Heterogeneous activation of peroxymonosulfate with Fe3O4 magnetic nanoparticles for degradation of Reactive Black 5: Batch and column study

Abstract

In the present study, magnetite nanoparticles (Fe3O4) were used to activate peroxymonosulfate (PMS) in the degradation of Reactive Black 5 (RB5) from aqueous solutions. 94.86% of RB5 was degraded using Fe3O4 dosage of 250 mg L−1, PMS of 2 mM at pH of 7 after 60 min. The RB5 degradation rate was improved with temperature, and the activation energy was obtained to be 13.36 kJ mol−1. The presence of chloride, carbonate, nitrate, and bicarbonate in the solution reduced the rate of RB5 degradation due to the scavenging effect and the production of reactive species with low oxidation potential. Fe3O4 exhibited excellent stability for 240 min in a column reactor. The scavenging experiments emphasized that both SO4•- and •OH play an important role in the tests; however, SO4•- was the dominant species for RB5 degradation. The possible mechanism of PMS decomposition into reactive species by Fe3O4 was proposed.
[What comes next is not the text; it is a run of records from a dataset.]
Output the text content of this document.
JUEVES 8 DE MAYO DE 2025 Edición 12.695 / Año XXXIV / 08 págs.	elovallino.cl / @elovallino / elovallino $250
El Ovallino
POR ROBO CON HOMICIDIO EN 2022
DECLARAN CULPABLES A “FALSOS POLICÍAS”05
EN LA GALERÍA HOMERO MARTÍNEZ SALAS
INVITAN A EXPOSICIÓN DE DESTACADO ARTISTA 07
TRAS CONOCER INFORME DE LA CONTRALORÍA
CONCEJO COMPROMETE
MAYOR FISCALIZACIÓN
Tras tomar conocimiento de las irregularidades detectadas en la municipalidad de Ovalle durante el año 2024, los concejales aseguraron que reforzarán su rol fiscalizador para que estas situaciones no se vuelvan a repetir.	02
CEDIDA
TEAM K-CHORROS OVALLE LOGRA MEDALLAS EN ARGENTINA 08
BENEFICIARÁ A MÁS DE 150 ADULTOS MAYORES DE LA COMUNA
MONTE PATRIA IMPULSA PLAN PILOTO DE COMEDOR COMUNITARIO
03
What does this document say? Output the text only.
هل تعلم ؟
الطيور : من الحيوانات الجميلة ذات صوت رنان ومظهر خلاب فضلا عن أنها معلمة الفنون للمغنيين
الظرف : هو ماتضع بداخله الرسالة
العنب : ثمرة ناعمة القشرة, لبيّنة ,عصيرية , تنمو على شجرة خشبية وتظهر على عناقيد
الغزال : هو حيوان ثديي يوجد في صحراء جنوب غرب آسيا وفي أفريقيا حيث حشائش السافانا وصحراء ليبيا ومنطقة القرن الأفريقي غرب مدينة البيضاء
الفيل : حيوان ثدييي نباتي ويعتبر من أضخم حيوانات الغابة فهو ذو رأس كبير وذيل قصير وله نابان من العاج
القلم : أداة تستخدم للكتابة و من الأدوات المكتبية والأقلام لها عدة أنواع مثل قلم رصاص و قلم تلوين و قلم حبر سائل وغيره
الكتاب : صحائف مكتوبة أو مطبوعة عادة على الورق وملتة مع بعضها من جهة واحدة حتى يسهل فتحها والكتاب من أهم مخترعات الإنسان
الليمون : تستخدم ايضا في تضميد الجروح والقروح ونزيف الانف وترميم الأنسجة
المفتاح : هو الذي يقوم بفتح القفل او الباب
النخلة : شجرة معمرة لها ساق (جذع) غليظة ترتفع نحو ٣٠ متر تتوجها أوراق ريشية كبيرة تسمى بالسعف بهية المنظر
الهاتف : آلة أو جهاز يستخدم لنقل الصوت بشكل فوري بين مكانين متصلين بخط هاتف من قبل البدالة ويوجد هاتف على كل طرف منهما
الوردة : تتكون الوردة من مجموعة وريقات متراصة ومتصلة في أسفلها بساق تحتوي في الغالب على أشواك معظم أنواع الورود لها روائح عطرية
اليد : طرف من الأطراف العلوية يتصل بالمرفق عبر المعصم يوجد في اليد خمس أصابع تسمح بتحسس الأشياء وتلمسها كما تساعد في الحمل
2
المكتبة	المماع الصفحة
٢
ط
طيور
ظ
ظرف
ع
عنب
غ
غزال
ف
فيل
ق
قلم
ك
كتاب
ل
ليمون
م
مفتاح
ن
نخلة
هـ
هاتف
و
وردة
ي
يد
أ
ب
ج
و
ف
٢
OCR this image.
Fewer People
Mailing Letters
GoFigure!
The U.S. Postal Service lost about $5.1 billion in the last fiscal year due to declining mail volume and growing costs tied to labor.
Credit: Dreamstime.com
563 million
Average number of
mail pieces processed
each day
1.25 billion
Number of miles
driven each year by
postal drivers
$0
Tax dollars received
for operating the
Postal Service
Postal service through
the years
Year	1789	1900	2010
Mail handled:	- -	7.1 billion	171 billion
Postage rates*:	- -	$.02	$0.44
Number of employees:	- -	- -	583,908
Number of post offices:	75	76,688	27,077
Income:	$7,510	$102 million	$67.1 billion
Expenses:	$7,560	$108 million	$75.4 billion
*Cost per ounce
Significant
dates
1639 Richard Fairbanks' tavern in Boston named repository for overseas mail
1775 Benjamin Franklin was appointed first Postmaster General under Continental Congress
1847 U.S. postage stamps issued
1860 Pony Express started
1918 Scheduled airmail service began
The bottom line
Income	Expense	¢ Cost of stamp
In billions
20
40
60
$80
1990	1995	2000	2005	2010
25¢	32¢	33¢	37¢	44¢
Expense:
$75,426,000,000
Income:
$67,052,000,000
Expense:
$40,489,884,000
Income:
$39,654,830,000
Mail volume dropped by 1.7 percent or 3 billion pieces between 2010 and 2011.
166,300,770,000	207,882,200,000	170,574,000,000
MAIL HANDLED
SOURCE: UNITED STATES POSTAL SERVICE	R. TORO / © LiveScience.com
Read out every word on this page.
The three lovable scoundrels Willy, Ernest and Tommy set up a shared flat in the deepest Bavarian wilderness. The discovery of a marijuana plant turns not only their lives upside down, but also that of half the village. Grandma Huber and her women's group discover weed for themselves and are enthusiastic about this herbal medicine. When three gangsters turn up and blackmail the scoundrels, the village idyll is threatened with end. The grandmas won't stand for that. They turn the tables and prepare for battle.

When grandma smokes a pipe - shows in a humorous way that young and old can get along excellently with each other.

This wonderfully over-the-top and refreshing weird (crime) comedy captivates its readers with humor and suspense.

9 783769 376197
The column reactor showed a degradation efficiency of 95.65%, 80%, and 50% for RB5 in the synthetic sample, surface water, and textile wastewater, respectively. Toxicity was assessed by culturing Escherichia coli (E. coli) under the optimal condition. Five RB5 degradation products were identified by gas chromatography-mass spectrometry (GC-MS), and SO42-, NH4+, NO3-, CO2 and H2O were produced as the final mineralized products in the Fe3O4/PMS system. Comparative experiments have shown that the Fe3O4 catalyst has high efficiency in PMS activation and RB5 degradation; however, the presence of ultrasound, heat, and ultraviolet in the catalytic system can be beneficial to increase the degradation rate during fewer reaction times.